Lui si appoggia allo schienale. «L'Alpha Charles del branco della Luna Rossa ha sentito parlare delle tue abilità. Mi ha chiesto di farti una proposta. Una proposta ben pagata.»
«Ah, sì?»
«È un grande onore. Sua figlia, Aleisha, ha più or meno la tua età. È la compagna del loro futuro Beta, quindi un giorno sarà la femmina Beta, e lui vuole che sia addestrata come si deve.»
«Non è stata addestrata?»
«Sì, ma non a un livello che lo soddisfi. Vuole che ti alleni con lei. Ti toglierò dalle ronde pomeridiane. Dopo la scuola, andrai al branco della Luna Rossa e vi allenerete per due ore al giorno. Ti andrebbe bene?»

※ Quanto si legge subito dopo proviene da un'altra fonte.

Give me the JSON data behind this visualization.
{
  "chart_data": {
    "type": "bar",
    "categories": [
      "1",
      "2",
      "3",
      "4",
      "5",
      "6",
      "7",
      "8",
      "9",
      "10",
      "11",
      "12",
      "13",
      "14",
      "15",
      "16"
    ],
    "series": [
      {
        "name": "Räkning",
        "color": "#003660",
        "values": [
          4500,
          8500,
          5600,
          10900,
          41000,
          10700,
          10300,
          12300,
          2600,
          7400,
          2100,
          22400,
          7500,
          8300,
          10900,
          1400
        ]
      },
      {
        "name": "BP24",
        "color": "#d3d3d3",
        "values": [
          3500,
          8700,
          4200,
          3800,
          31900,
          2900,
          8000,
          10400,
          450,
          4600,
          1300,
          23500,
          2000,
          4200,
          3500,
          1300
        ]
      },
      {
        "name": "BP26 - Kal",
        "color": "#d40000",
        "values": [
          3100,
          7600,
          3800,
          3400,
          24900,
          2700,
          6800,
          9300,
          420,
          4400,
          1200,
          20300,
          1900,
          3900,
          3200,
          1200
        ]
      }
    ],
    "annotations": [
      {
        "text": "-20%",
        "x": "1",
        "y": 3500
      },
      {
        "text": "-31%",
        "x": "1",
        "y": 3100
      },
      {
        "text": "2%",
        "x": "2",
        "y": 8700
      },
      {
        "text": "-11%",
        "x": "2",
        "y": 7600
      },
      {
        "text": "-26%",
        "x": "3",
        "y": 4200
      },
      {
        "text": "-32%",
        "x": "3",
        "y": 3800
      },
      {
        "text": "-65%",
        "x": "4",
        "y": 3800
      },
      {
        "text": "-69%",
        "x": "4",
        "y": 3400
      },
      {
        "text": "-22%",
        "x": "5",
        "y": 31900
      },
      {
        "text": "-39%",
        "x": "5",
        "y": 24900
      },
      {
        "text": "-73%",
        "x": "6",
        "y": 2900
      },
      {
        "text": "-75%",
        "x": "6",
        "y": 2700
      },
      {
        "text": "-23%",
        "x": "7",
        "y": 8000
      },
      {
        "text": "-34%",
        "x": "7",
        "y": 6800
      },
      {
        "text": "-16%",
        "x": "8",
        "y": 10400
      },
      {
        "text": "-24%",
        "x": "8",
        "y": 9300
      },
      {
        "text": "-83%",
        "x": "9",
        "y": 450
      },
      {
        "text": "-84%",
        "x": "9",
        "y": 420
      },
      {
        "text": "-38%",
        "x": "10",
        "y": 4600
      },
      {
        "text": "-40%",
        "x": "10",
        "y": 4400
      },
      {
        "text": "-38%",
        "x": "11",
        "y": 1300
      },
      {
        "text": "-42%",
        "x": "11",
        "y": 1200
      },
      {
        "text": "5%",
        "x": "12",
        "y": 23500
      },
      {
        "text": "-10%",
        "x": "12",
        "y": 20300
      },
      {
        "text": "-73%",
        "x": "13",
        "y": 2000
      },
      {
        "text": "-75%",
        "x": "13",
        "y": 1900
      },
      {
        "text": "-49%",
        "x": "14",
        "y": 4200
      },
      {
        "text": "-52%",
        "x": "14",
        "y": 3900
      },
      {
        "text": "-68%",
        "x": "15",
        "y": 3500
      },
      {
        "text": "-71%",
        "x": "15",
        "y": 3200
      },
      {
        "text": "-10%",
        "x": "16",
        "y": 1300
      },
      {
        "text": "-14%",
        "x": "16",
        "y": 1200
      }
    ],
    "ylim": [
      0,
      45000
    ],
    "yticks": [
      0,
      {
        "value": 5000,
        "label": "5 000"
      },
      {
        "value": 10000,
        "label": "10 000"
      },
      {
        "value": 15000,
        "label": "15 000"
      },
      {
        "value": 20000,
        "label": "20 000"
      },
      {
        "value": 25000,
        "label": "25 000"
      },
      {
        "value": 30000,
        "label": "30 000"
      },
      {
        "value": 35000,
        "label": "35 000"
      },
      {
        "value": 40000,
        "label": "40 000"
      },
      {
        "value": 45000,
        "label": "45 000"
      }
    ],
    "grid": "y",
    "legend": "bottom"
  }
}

«Sì, Alpha. Sarebbe un onore.»
«Perfetto. Informerò l'Alpha Charles che inizierai domani. Ora va' dal Beta Felix in garage. Ha una sorpresa per te.»

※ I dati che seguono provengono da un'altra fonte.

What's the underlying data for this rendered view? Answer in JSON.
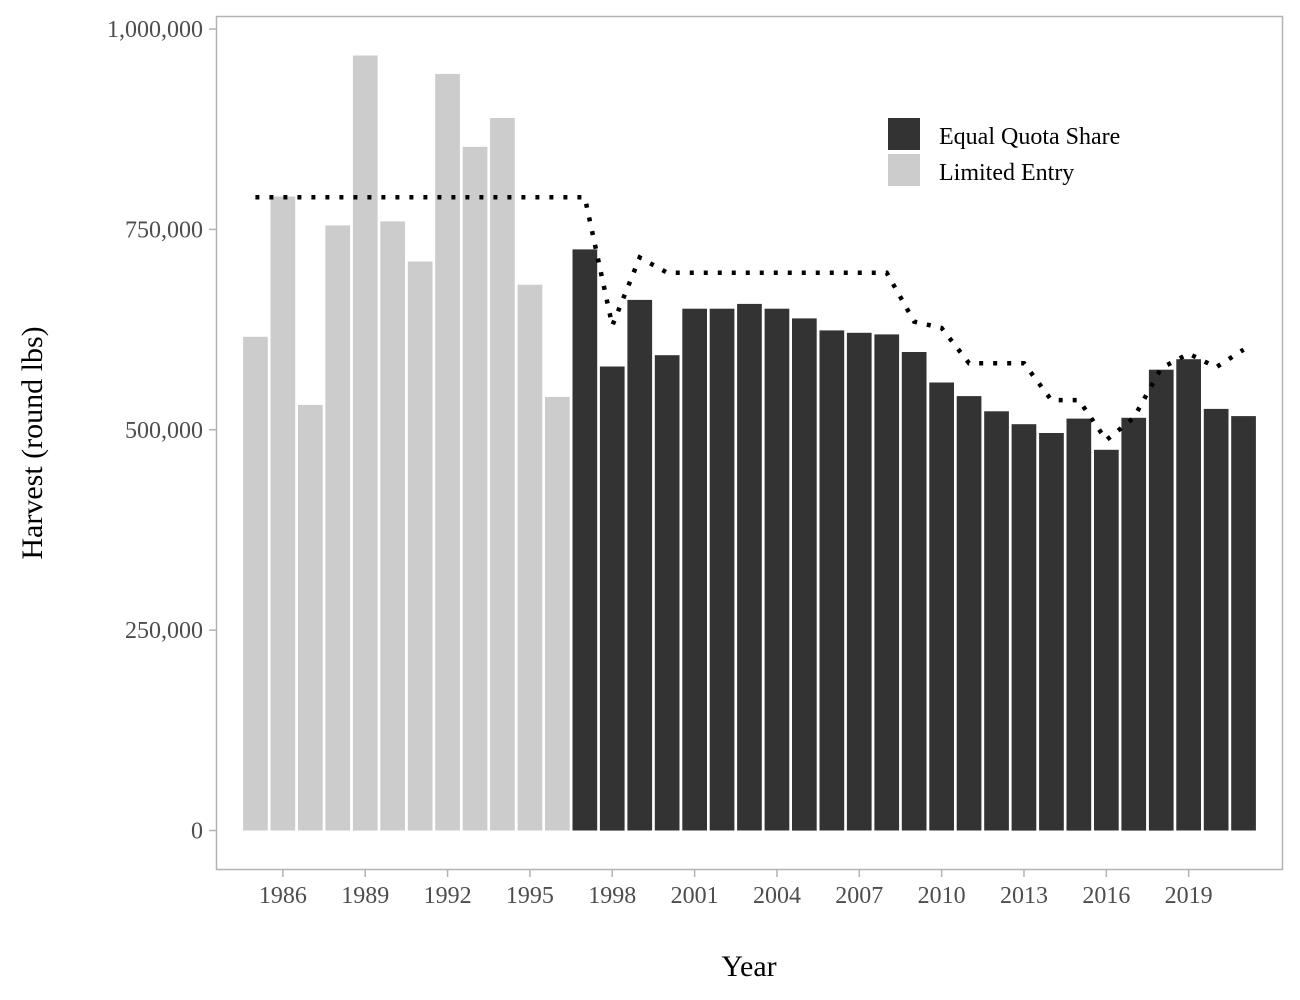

Esco con una strana sensazione di sfarfallio nello stomaco. So di essere brava. Mi alleno da prima ancora di imparare a camminare. Ma essere riconosciuta per questo? Fa tutto un altro effetto. Forse è così che ci si sente quando un genitore ti fa un complimento.
Trovo il Beta Felix fuori dal garage, che vibra praticamente per l'emozione. È la cosa più vicina a un genitore che io abbia mai avuto. È stato lui a trovarmi al confine e a convincere l'Alpha Marcus a lasciare che i guerrieri mi tenessero con loro.
«Ciao, piccola guerriera!»
«Beta Felix. A cosa devo il piacere?»
«Hai presente quella moto a cui stavamo lavorando?» Il suo sorriso si allarga mentre apre il garage. «Beh, è finita.»
Eccola lì, scintillante sotto le luci. Il progetto a cui ci siamo dedicati per più di un anno. Pezzo dopo pezzo, bullone dopo bullone. La nostra CBR1000 personalizzata. Nera come la notte. Affusolata come il peccato. Veloce da strapparti la pelle di dosso.
«Wow. È stupenda…» Le passo una mano sulla carrozzeria liscia. È la terza che costruiamo insieme. Felix mi ha insegnato a smanettare con i motori fin da quando ero piccola. La prima era una CBR600, che ha usato per insegnarmi a guidare. La seconda una 1000 verde lime, sexy da morire, che ha subito reclamato come sua.
«Questa te la sei guadagnata.» Mi lancia le chiavi.
«Non ci credo. Davvero?»
«Davvero, davvero. Ora vai a pulirti la faccia e prendi l'attrezzatura. Portiamo a fare un giro questa bambina.»